Kian Ramai Penolakan RUU TNI-Polri-Kejaksaan

Berbagai elemen masyarakat, termasuk legislator, organisasi non-pemerintah, dan kelompok advokasi perempuan, menyuarakan penolakan terhadap revisi Undang-Undang TNI, Polri, dan Kejaksaan. Revisi regulasi tersebut dipandang mengandung ketentuan yang memicu perdebatan, seperti perluasan kewenangan institusi militer dan penempatan prajurit aktif di jabatan sipil.
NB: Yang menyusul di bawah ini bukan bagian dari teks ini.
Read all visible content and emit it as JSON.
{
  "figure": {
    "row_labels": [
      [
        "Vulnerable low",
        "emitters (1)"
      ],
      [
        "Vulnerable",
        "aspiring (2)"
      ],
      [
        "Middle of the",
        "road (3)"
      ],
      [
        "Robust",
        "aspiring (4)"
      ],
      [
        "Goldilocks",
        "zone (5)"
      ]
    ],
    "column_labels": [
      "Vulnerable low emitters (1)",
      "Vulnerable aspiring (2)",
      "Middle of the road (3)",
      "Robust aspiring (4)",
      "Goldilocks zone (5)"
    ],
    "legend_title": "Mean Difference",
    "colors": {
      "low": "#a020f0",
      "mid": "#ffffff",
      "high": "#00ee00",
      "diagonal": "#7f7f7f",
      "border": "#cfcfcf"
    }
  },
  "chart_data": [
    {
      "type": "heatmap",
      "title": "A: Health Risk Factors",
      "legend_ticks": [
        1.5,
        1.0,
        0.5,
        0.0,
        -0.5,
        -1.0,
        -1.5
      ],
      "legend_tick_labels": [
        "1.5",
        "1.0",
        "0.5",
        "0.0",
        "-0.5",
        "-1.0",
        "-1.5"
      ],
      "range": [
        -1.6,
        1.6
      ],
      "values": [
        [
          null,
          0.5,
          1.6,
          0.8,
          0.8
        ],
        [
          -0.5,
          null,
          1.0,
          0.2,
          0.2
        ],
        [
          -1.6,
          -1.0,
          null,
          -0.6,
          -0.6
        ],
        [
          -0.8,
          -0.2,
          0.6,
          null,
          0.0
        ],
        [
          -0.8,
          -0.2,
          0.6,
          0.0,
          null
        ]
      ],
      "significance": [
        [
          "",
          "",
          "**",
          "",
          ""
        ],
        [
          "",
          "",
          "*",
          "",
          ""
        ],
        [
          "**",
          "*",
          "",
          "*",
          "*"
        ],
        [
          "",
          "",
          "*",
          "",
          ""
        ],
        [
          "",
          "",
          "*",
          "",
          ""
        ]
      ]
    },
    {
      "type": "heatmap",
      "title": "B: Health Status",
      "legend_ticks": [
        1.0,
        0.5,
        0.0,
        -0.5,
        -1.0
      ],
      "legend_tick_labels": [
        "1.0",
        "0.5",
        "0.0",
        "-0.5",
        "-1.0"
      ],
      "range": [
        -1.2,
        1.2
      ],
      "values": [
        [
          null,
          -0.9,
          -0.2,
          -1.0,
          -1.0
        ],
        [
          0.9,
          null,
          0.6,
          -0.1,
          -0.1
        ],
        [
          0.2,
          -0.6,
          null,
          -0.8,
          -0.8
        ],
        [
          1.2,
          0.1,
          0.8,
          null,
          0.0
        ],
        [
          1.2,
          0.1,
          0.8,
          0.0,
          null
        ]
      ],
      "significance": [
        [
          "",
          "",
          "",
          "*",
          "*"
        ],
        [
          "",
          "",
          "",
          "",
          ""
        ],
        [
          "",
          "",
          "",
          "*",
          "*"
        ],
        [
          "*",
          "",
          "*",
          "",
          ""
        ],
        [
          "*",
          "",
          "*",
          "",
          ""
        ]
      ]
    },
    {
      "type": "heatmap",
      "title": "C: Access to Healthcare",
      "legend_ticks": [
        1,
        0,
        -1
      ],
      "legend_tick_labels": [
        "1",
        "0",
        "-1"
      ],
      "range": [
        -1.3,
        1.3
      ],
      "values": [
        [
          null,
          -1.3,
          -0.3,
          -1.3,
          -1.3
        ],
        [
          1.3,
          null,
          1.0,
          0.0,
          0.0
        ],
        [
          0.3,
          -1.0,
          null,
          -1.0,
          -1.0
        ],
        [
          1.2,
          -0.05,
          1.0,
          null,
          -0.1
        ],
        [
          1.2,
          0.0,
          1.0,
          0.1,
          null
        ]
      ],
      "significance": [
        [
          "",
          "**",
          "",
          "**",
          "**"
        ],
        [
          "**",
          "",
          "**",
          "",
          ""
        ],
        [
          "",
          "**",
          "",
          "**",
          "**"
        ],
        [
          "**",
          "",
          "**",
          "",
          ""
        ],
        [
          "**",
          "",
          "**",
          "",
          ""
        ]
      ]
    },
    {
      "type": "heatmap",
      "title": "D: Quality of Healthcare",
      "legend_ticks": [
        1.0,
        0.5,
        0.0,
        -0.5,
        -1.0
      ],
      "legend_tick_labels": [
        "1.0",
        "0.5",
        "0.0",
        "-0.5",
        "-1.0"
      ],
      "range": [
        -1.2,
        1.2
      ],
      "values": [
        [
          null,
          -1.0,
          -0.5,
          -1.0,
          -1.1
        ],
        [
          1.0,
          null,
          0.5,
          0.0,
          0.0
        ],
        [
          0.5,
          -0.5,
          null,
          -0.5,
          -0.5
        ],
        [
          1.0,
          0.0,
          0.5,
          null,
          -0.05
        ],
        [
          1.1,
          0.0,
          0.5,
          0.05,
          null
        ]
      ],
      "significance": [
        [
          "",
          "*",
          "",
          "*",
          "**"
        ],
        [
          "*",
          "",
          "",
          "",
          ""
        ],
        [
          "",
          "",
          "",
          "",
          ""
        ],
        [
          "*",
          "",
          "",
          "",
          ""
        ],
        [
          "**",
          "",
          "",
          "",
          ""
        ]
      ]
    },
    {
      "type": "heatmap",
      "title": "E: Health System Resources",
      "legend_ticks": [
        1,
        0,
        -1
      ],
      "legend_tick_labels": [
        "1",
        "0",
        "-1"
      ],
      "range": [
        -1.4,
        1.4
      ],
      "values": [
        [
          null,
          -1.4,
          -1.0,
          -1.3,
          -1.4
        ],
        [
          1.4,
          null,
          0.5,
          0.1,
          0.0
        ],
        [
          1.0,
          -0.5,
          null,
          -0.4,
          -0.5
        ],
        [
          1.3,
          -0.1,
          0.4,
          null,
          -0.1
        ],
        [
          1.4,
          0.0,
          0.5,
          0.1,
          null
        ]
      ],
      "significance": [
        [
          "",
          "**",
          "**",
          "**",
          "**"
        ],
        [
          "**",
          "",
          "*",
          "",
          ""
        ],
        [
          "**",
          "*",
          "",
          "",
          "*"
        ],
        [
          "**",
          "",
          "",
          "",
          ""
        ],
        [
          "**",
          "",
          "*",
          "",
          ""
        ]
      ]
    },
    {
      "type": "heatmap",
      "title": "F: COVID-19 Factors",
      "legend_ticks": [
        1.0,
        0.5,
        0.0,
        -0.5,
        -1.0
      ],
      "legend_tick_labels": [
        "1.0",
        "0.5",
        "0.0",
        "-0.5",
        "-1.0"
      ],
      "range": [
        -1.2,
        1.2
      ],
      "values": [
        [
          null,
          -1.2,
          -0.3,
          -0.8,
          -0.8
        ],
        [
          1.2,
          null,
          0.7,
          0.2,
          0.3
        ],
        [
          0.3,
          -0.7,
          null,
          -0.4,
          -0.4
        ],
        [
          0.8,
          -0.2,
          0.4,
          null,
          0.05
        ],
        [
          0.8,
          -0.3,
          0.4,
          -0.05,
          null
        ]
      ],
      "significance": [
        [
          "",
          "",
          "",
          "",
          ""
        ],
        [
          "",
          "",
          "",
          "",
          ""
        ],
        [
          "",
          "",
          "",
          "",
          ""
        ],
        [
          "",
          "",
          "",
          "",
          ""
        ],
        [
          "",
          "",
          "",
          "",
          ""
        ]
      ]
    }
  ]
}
Selain itu, usulan perpanjangan usia pensiun dinilai tidak selaras dengan banyaknya personel yang saat ini tidak mendapatkan penugasan.

Dinamika legislasi ini semakin mencuat seiring dengan masuknya revisi UU TNI dalam Program Legislasi Nasional Prioritas 2025, sementara proses serupa untuk UU Polri masih menunggu pengajuan resmi dari pemerintah. Kekhawatiran muncul bahwa ketentuan baru berpotensi menghidupkan kembali praktik dwifungsi militer, mengaburkan batas antara otoritas sipil dan militer, serta mempersempit ruang demokrasi. Kritik ini diperkuat dengan adanya seruan dari berbagai lembaga yang menyoroti kemungkinan pelemahan kontrol terhadap institusi penegak hukum.

Gelombang penolakan semakin meluas dengan adanya intervensi dari berbagai organisasi masyarakat sipil yang menilai revisi ini dapat membuka celah bagi pendekatan represif terhadap hak-hak warga. Koalisi Perempuan Indonesia dan sejumlah lembaga advokasi menegaskan bahwa perubahan regulasi tersebut dapat memperbesar potensi penyalahgunaan kewenangan dan memunculkan kebijakan yang cenderung membatasi kebebasan sipil. Polemik ini menandakan perlunya kajian mendalam sebelum kebijakan baru disahkan, guna memastikan keseimbangan antara kebutuhan reformasi kelembagaan dan prinsip demokrasi.